In many ways, Grokster's narrow holding is no surprise, confirming what many already suspectedthat you can lose the benefit of Sony's safe harbor if you make a product capable of infringing and noninfringing uses and then affirmatively and repeatedly encourage users of your product to infringe. But the case does reshape the contours of the debate between copyright holders and developers of new technology, and will undoubtedly influence strategic choices and litigation for years to come. Although the full impact of the decision may not be known for years, it is possible to make several preliminary observations and predictions:

  • Sony's contours remain somewhat undefined. The Court unanimously rejected the Ninth Circuit's "actual knowledge of specific infringement" reading of Sony. It also made clear that, absent other evidence of intent, mere distribution of a product that has substantial noninfringing uses, even with knowledge of infringing uses, does not expose a distributor to contributory liability. Beyond that, clearly there is disagreement regarding Sony's limits and applications, as evidenced by the two concurring opinions. With Justices Scalia, Thomas, and Souter not writing or joining a concurring opinion, and with Justice O'Connor retiring, there remains a good deal of uncertainty about how the Court might rule in a future case involving different technology and corporate conduct.
  • The tough cases lie ahead. In some respects, Grokster represented a relatively easy case given what the Court viewed as clear evidence of egregious intent to induce infringement. Other cases will present harder liability questions to the extent they present more balanced or nuanced fact patterns, and will likely expose gaps, conflicts, and ambiguities in the relevant legal doctrines. For example, in what circumstances and to what extent is it proper to examine product design as an indicator of culpable intent? Additionally, in cases involving inducement, courts will need to grapple with remedies questions, including the appropriate scope of injunctive relief and measure of damages. It also bears noting that the Court in Grokster elected not to address MGM's arguments under the vicarious liability doctrine, which allows imposition of liability when the defendant profits directly from the infringement and has a right and ability to supervise the direct infringer, even if the defendant initially lacks knowledge of the infringement. Thus, lower courts have received no additional guidance on how to apply that doctrine.
  • Litigation may increase and will likely become more complex. One immediate result of the decision is that many technology companies whose products have or potentially have infringing uses will struggle to understand the interplay between Grokster and Sony and what those cases mean for their companies and products. Although it is somewhat difficult to predict, copyright holders may become more aggressive in filing lawsuits alleging secondary infringement based on inducement theories. Because the question of intent is highly fact-dependent and discovery rules will afford plaintiffs wide latitude to seek probative evidence, it may be more difficult for defendants to obtain resolution of cases short of going to trial.

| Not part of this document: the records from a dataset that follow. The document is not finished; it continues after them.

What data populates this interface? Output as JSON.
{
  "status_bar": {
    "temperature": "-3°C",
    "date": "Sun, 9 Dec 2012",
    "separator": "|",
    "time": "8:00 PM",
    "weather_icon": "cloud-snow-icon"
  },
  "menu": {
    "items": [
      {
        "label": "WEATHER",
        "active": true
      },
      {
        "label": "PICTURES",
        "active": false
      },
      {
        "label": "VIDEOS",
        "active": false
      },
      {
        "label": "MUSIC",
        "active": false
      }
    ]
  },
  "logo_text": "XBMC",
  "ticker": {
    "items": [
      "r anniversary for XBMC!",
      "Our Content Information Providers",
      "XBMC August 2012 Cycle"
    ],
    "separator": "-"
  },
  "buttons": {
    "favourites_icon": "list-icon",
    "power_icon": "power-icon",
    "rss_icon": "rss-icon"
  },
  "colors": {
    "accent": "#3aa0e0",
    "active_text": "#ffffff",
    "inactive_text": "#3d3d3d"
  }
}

In the wake of the Grokster decision, questions abound about the meaning of the Sony test and the application of the active inducement theory adopted by the Court. These questions will be tested by future litigation and ultimately resolved by a differently comprised Supreme Court.

Footnotes

1. No. 04-480, 545 U.S. __, 2005 WL 1499402, 2005 U.S. LEXIS 5212 (June 27, 2005). The slip opinion is available at http://www.supremecourtus.gov/opinions/04pdf/04-480.pdf.

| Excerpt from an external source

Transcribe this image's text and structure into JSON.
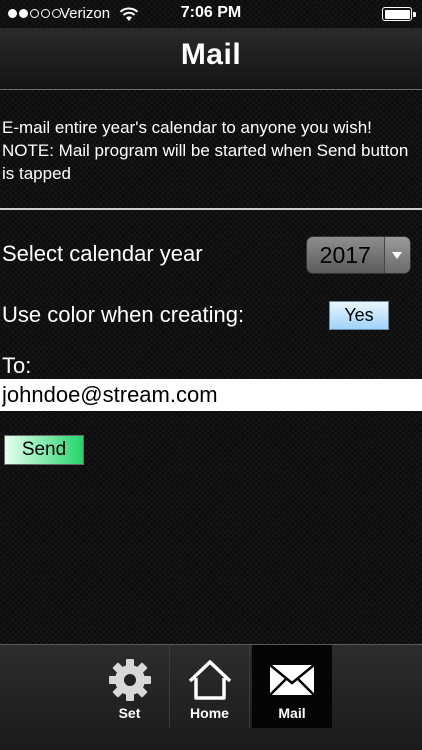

2. The brief was authored by Michael Traynor and Matthew D. Brown of the San Francisco office, Lori Ploeger of the Palo Alto office, Nathan K. Cummings of the Reston office, and Orion Armon of the Colorado office.

3. 380 F.3d 1154 (9th Cir. 2004).

4. 464 U.S. 417 (1984).

5. No. 04-480, slip op. at 11, 2005 WL 1499402, at *9, 2005 U.S. LEXIS 5212, at *27-28.

The content of this article is intended to provide a general guide to the subject matter. Specialist advice should be sought about your specific circumstances.